Die Folgen einer Verbrühung erweisen sich für Kinder als besonders schwerwiegend: Sie haben eine größere Körperoberfläche im Verhältnis zum Gewicht, ihre Haut ist dünner, die Verletzung geht mehr in die Tiefe, die Heilung verläuft langsamer und der Unfall hinterlässt oft bleibende Narben.

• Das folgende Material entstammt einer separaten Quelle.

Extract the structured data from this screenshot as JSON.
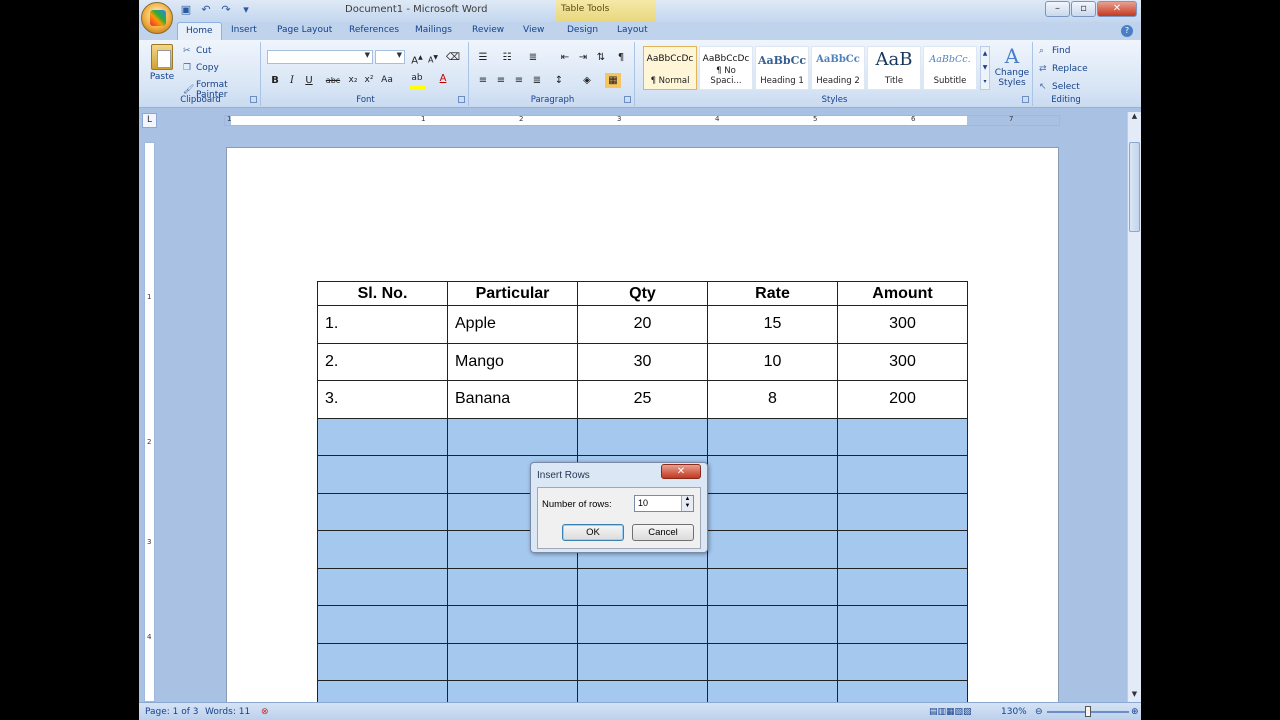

Die Leiterin des Landesgesundheitsamts Brandenburg berichtet: „Schon über 52 Grad Celsius heißes Wasser schädigt die Haut so sehr, dass Brandblasen entstehen können. Der Inhalt einer Tasse heißen Tees oder Kaffees genügt, um bis zu 30 Prozent der Körperoberfläche eines Säuglings oder Kleinkindes zu verbrühen!

Verbrühungen treten gehäuft auf, wenn Kinder unbeaufsichtigt in der Badewanne sitzen und ein anderes Kind heißes Wasser einlaufen lässt oder wenn Kinder in die mit heißem Wasser gefüllte Badewanne fallen. Verbrühte Kinder müssen weit länger im Krankenhaus bleiben als etwa Kinder mit einer Gehirnerschütterung. Unter vier Jahren sind es durchschnittlich 5,5 Tage. Brandunfälle im Kindesalter sind extrem stressbehaftete, schmerzhafte und auch seelisch traumatisierende Ereignisse. Solche Kinder benötigen intensive schmerzstillende Maßnahmen, um psychische Spätfolgen möglichst zu verhindern. Das wird jedoch oft vernachlässigt, weil die Kinder, anders als erwartet, bei Verbrennung häufig still und verschüchtert sind und wenig Schmerzen äußern.

Die Leitlinie macht auch auf einen bedrückenden Aspekt aufmerksam: Bis zu zehn Prozent an Verbrennungen und Verbrühungen sind auf Kindesmisshandlungen zurückzuführen. Auf eine Misshandlung deuten gleichmäßige, scharf begrenzte, handschuh- oder strumpfartige Muster an Händen oder Füßen, die durch Eintauchen in heiße Flüssigkeiten entstehen. Hochverdächtig sind auch geformte, geometrische Muster durch Haartrockner, Heizungsroste, Herdplatten oder Bügeleisen.